As many of the questions that I have asked recently, this is related to my investigations in finding a standard mathematical constant that has 50% of its binary digits equal to zero. My approximation is good enough for my purpose (solving a small piece of the puzzle), but I think it is worth mentioning and study a bit further.
$\sum_{k=1}^n \{k \log_2 3\} = \Big(\frac{n(n+1)}{2}\log_2 3\Big) -h(n) + \epsilon_n$,
where $\epsilon_n$ is the error and $h(n)$ is an integer. More specifically:
$h(n) =\Big\lfloor \frac{n(n+1)}{2}\log_2 3 - \frac{n}{2} + 3\Big\rfloor$.
The approximation also works great if you replace $\log_2 3$ by another irrational number, but it fails with rational numbers.
Questions
- In absolute value, what is the maximum value of the error (the error is always a very small integer)
- Is it possible to obtain an exact formula? The error, while quite chaotic, seems to exhibit near periodicity. It is shown in the picture below: the Y-axis is the error, the X-axis is $n$.
I actually obtained an exact formula, but it does not seem very useful and involves a recursion:
$\sum_{k=1}^n \{k \log_2 3\} =\frac{n}{2}+f(n)$ with $f(n+1) = 2f(n) - f(n-1) + a(n)$ and $a(n) = \log_2 3 - 2$ if $\{n(\log_2 3 - 1)\} > 2 - \log_2 3$, $a(n) = \log_2 3-1 $ otherwise. The initial values are $f(1) = \log_2 3 - \frac{1}{2}$ and $f(2) = 3\log_2 3 - 5$.

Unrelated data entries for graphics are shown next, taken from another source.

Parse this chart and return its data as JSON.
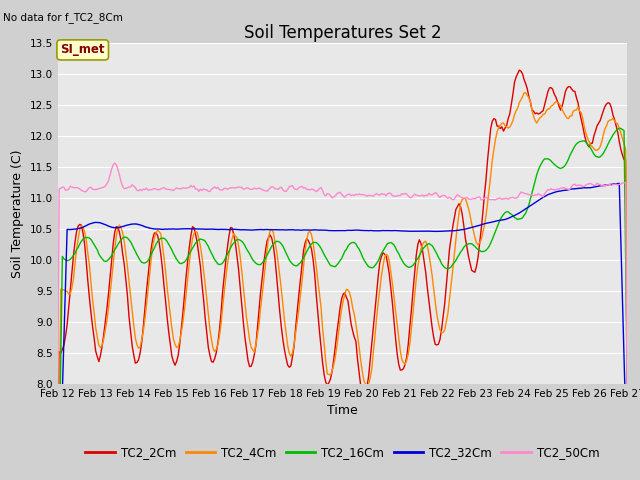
{
  "title": "Soil Temperatures Set 2",
  "xlabel": "Time",
  "ylabel": "Soil Temperature (C)",
  "top_left_text": "No data for f_TC2_8Cm",
  "annotation_text": "SI_met",
  "ylim": [
    8.0,
    13.5
  ],
  "yticks": [
    8.0,
    8.5,
    9.0,
    9.5,
    10.0,
    10.5,
    11.0,
    11.5,
    12.0,
    12.5,
    13.0,
    13.5
  ],
  "xtick_labels": [
    "Feb 12",
    "Feb 13",
    "Feb 14",
    "Feb 15",
    "Feb 16",
    "Feb 17",
    "Feb 18",
    "Feb 19",
    "Feb 20",
    "Feb 21",
    "Feb 22",
    "Feb 23",
    "Feb 24",
    "Feb 25",
    "Feb 26",
    "Feb 27"
  ],
  "series": {
    "TC2_2Cm": {
      "color": "#dd0000",
      "linewidth": 1.0
    },
    "TC2_4Cm": {
      "color": "#ff8800",
      "linewidth": 1.0
    },
    "TC2_16Cm": {
      "color": "#00bb00",
      "linewidth": 1.0
    },
    "TC2_32Cm": {
      "color": "#0000dd",
      "linewidth": 1.0
    },
    "TC2_50Cm": {
      "color": "#ff88cc",
      "linewidth": 1.0
    }
  },
  "fig_bg_color": "#d0d0d0",
  "plot_bg_color": "#e8e8e8",
  "grid_color": "#ffffff",
  "annotation_box_facecolor": "#ffffcc",
  "annotation_box_edgecolor": "#999900",
  "annotation_text_color": "#880000",
  "title_fontsize": 12,
  "axis_label_fontsize": 9,
  "tick_fontsize": 7.5,
  "legend_fontsize": 8.5
}
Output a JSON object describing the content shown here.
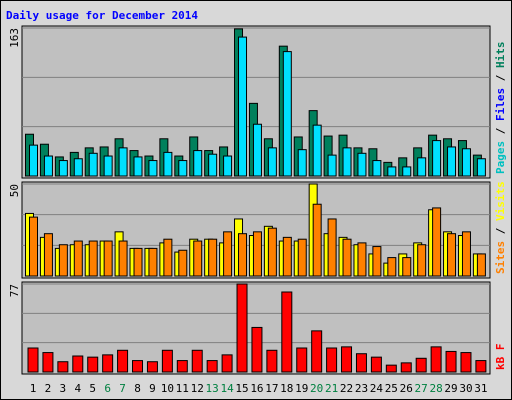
{
  "title": "Daily usage for December 2014",
  "chart_data": [
    {
      "type": "bar",
      "ylim": [
        0,
        163
      ],
      "yticks": [
        163
      ],
      "grid_divisions": 3,
      "legend": [
        "Pages",
        "Files",
        "Hits"
      ],
      "legend_colors": [
        "#00c0c0",
        "#0000ff",
        "#00805c"
      ],
      "legend_separator": " / ",
      "series": [
        {
          "color": "#00805c",
          "values": [
            46,
            35,
            21,
            26,
            31,
            32,
            41,
            28,
            22,
            41,
            22,
            43,
            28,
            32,
            162,
            80,
            41,
            143,
            43,
            72,
            44,
            45,
            31,
            30,
            15,
            20,
            31,
            45,
            41,
            39,
            23
          ]
        },
        {
          "color": "#00e0ff",
          "values": [
            34,
            22,
            17,
            19,
            25,
            22,
            31,
            21,
            17,
            26,
            17,
            28,
            24,
            22,
            153,
            57,
            31,
            137,
            29,
            56,
            23,
            31,
            25,
            17,
            10,
            10,
            20,
            39,
            32,
            30,
            19
          ]
        }
      ]
    },
    {
      "type": "bar",
      "ylim": [
        0,
        50
      ],
      "yticks": [
        50
      ],
      "grid_divisions": 3,
      "legend": [
        "Sites",
        "Visits"
      ],
      "legend_colors": [
        "#ff8000",
        "#ffff00"
      ],
      "legend_separator": " / ",
      "series": [
        {
          "color": "#ffff00",
          "values": [
            34,
            21,
            15,
            17,
            17,
            19,
            24,
            15,
            15,
            18,
            13,
            20,
            20,
            18,
            31,
            22,
            27,
            19,
            19,
            50,
            23,
            21,
            17,
            12,
            7,
            12,
            18,
            36,
            24,
            22,
            12
          ]
        },
        {
          "color": "#ff8000",
          "values": [
            32,
            23,
            17,
            19,
            19,
            19,
            19,
            15,
            15,
            20,
            14,
            19,
            20,
            24,
            23,
            24,
            26,
            21,
            20,
            39,
            31,
            20,
            18,
            16,
            10,
            10,
            17,
            37,
            23,
            24,
            12
          ]
        }
      ]
    },
    {
      "type": "bar",
      "ylim": [
        0,
        77
      ],
      "yticks": [
        77
      ],
      "grid_divisions": 3,
      "legend": [
        "kB F"
      ],
      "legend_colors": [
        "#ff0000"
      ],
      "legend_separator": " / ",
      "series": [
        {
          "color": "#ff0000",
          "values": [
            21,
            17,
            9,
            14,
            13,
            15,
            19,
            10,
            9,
            19,
            10,
            19,
            10,
            15,
            77,
            39,
            19,
            70,
            21,
            36,
            21,
            22,
            16,
            13,
            6,
            8,
            12,
            22,
            18,
            17,
            10
          ]
        }
      ],
      "categories": [
        "1",
        "2",
        "3",
        "4",
        "5",
        "6",
        "7",
        "8",
        "9",
        "10",
        "11",
        "12",
        "13",
        "14",
        "15",
        "16",
        "17",
        "18",
        "19",
        "20",
        "21",
        "22",
        "23",
        "24",
        "25",
        "26",
        "27",
        "28",
        "29",
        "30",
        "31"
      ],
      "category_colors": [
        "#000",
        "#000",
        "#000",
        "#000",
        "#000",
        "#008040",
        "#008040",
        "#000",
        "#000",
        "#000",
        "#000",
        "#000",
        "#008040",
        "#008040",
        "#000",
        "#000",
        "#000",
        "#000",
        "#000",
        "#008040",
        "#008040",
        "#000",
        "#000",
        "#000",
        "#000",
        "#000",
        "#008040",
        "#008040",
        "#000",
        "#000",
        "#000"
      ]
    }
  ]
}
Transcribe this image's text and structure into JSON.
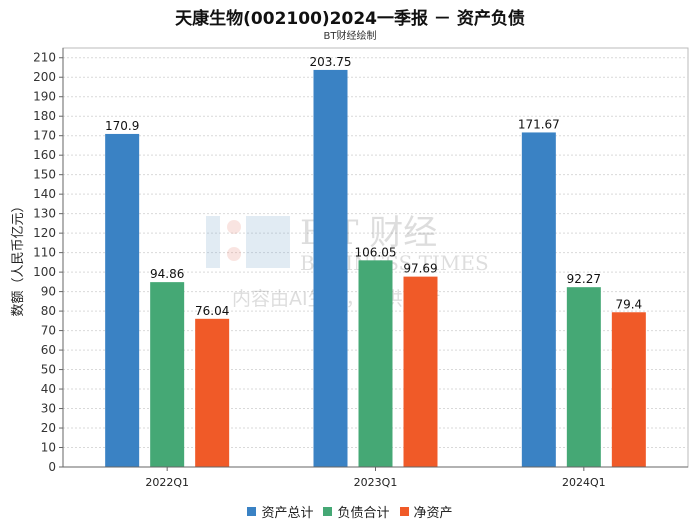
{
  "chart_data": {
    "type": "bar",
    "title": "天康生物(002100)2024一季报 － 资产负债",
    "subtitle": "BT财经绘制",
    "ylabel": "数额（人民币亿元）",
    "xlabel": "",
    "ylim": [
      0,
      215
    ],
    "yticks": [
      0,
      10,
      20,
      30,
      40,
      50,
      60,
      70,
      80,
      90,
      100,
      110,
      120,
      130,
      140,
      150,
      160,
      170,
      180,
      190,
      200,
      210
    ],
    "categories": [
      "2022Q1",
      "2023Q1",
      "2024Q1"
    ],
    "series": [
      {
        "name": "资产总计",
        "color": "#3a82c4",
        "values": [
          170.9,
          203.75,
          171.67
        ],
        "labels": [
          "170.9",
          "203.75",
          "171.67"
        ]
      },
      {
        "name": "负债合计",
        "color": "#45a875",
        "values": [
          94.86,
          106.05,
          92.27
        ],
        "labels": [
          "94.86",
          "106.05",
          "92.27"
        ]
      },
      {
        "name": "净资产",
        "color": "#f05a28",
        "values": [
          76.04,
          97.69,
          79.4
        ],
        "labels": [
          "76.04",
          "97.69",
          "79.4"
        ]
      }
    ],
    "grid": true,
    "legend_position": "bottom"
  },
  "watermark": {
    "brand": "BT财经",
    "brand_en": "BUSINESS TIMES",
    "note": "内容由AI生成，仅供参考"
  }
}
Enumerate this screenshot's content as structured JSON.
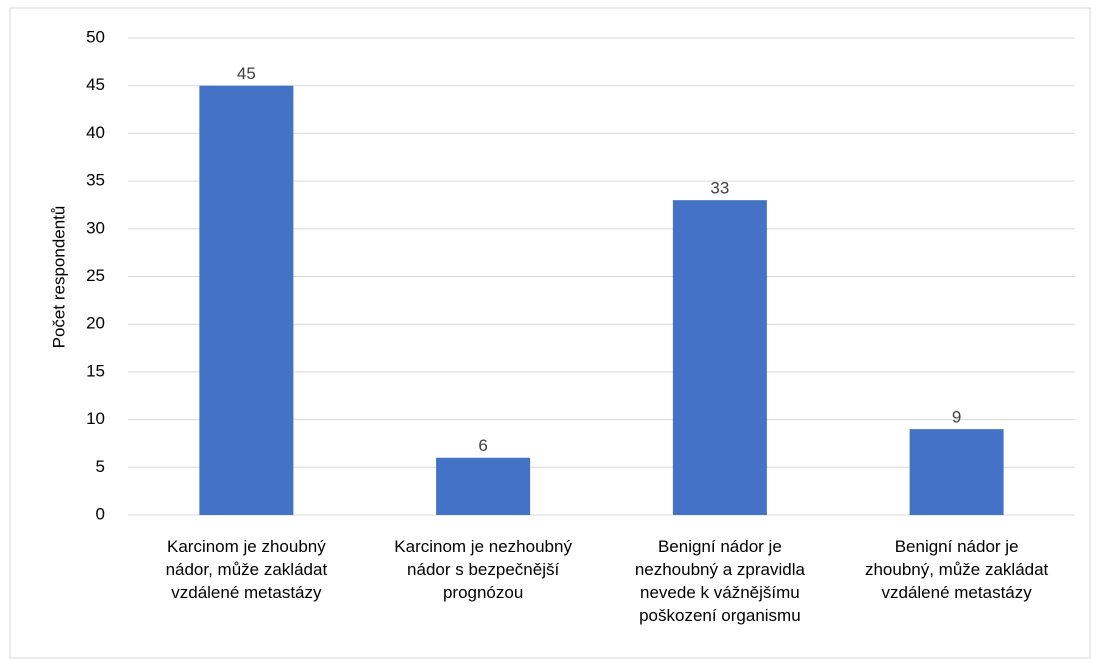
{
  "chart_data": {
    "type": "bar",
    "y_label": "Počet respondentů",
    "categories": [
      "Karcinom je zhoubný\nnádor, může zakládat\nvzdálené metastázy",
      "Karcinom je nezhoubný\nnádor s bezpečnější\nprognózou",
      "Benigní nádor je\nnezhoubný a zpravidla\nnevede k vážnějšímu\npoškození organismu",
      "Benigní nádor je\nzhoubný, může zakládat\nvzdálené metastázy"
    ],
    "values": [
      45,
      6,
      33,
      9
    ],
    "color": "#4472c4",
    "ylim": [
      0,
      50
    ],
    "yticks": [
      0,
      5,
      10,
      15,
      20,
      25,
      30,
      35,
      40,
      45,
      50
    ],
    "grid": true
  }
}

$$\sum_{k=1}^n \{k \log_2(3)\} = $$
$$\log_2(3)\sum_{k=1}^n k - \sum_{k=1}^n \lfloor k \log_2(3)\rfloor = $$ $$\frac{n(n+1)}{2}\log_2(3) - \sum_{k=1}^n \lfloor k\log_2(3)\rfloor$$
So the meat of your question is:
$$\sum_{k=1}^n \lfloor k\log_2(3)\rfloor \approx \Big\lfloor \frac{n(n+1)}{2}\log_2 3 - \frac{n}{2} + 3\Big\rfloor$$
The equidistribution theorem confirms this as for large $n$ we can say:
$$\sum_{k=1}^n \lfloor k\log_2(3)\rfloor \approx \sum_{k=1}^n \left(k\log_2(3) - \frac{1}{2}\right )$$
And
$$\sum_{k=1}^n \left(\log_2(3^k) - \frac{1}{2}\right ) = \frac{n(n+1)}{2} \log_2(3)-\frac{1}{2}n$$
Your final $+3$ just offsets the bias from flooring, but lowers overall accuracy as all your errors are positive, rather than alternating as negative and positive. Better would be to only add $\frac{1}{2}$ to make the floor round.